Non-Electric Mechanical Refrigerators
A large percentage of Amish districts permit non-electric mechanical refrigerators. These operate on the absorption system by which a kerosene or propane flame cools a compartment through evaporation and condensation.
This gasoline-powered saw is used to cut ice blocks from ponds in Buchanan County, Iowa.
Such refrigerators appeared first in Sweden in 1922 and were being made in the United States by 1925. The largest manufacturer was the Servel Company, which produced gas refrigerators from 1926 to 1956.
The Swedish-based Domestic Company and the Swiss-based Sibir Company have U.S. plants that still produce absorption refrigerators. Both firms sell both propane and kerosene models.
In North America, gas refrigerators are made primarily for use in recreational vehicles and hotel rooms. Some Amish people are displeased with the small size of these appliances.
In Mifflin and Somerset counties in Pennsylvania, some Amish families connect refrigeration coils from their milk cooling systems to home refrigerators and coolers. In Lancaster County, food coolers refrigerated in this way are used as an auxiliary to gas refrigerators.
A gas refrigerator and range are found in this Lancaster Amish kitchen. The wood stove is used only in cold weather.
Frozen Food Lockers
Even in a full-sized gas or kerosene refrigerator, the freezing compartment offers little space to store frozen food. A few Amish keep such items in a gas or kerosene freezer. Others rent space in the frozen food lockers operated in some small towns and rural areas, often by grocery stores.
Lockers of this sort used to be quite common, but now are rare except in Amish areas.
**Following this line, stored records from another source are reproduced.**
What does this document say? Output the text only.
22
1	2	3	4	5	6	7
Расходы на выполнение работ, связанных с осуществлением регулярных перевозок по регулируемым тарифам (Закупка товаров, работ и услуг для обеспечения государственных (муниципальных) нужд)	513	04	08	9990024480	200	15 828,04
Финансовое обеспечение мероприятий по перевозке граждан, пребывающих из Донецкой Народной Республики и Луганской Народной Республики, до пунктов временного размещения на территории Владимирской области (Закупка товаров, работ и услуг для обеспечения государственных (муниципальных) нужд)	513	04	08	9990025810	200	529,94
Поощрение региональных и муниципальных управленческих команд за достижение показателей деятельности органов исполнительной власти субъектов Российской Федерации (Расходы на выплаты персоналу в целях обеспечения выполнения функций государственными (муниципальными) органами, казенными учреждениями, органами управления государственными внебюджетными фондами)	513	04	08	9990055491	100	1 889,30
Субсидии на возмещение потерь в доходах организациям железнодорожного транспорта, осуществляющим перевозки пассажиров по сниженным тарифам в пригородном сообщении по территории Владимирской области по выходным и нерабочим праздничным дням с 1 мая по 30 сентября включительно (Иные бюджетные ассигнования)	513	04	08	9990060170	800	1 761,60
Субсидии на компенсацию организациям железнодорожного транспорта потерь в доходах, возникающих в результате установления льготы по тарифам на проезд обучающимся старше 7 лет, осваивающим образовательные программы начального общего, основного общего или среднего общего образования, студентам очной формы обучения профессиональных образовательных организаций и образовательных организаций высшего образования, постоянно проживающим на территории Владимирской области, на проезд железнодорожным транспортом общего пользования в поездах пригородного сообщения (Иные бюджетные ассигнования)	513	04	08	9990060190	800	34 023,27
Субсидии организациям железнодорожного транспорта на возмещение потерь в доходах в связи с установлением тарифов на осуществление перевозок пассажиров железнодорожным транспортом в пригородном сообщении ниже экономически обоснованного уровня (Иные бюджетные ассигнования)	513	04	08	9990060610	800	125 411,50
The practice of renting out space in large, commercially-owned freezers began in the 1930s and was quite popular until the 1950s, when home freezers made this service largely unnecessary.
Most Amish people neither own freezers nor rent locker space. Instead, they simply do without frozen foods, as all people did in the not-so-distant past.
These Amish rely on home-canned food. Their pantries and cellars are filled with hundreds of glass jars containing many kinds of fruit and vegetables. Even meat, such as beef, chicken, and sausage, are stored in this way.
Other Kitchen Appliances
Most of the smaller appliances found in modern kitchens are noticeably absent among the Amish. Electric-powered items, such as toasters, toaster ovens, mixers, blenders, coffee makers, food processors, electric knives, electric can openers, electric frying pans, crock pots, dishwashers, garbage disposals, and microwave ovens, cannot be used by Amish people. The Amish simply use tools and methods common in the pre-electric era.
The Lancaster County Amish have found that some kitchen tools can be converted to run on compressed air, rather than electricity. (Shop tools can also be powered this way. See Chapters 24 and 25). Air-operated “kitchen centers” are especially popular. These appliances can be used as mixers, blenders, food grinders, slicers, shredders, salad-makers, or dough-makers.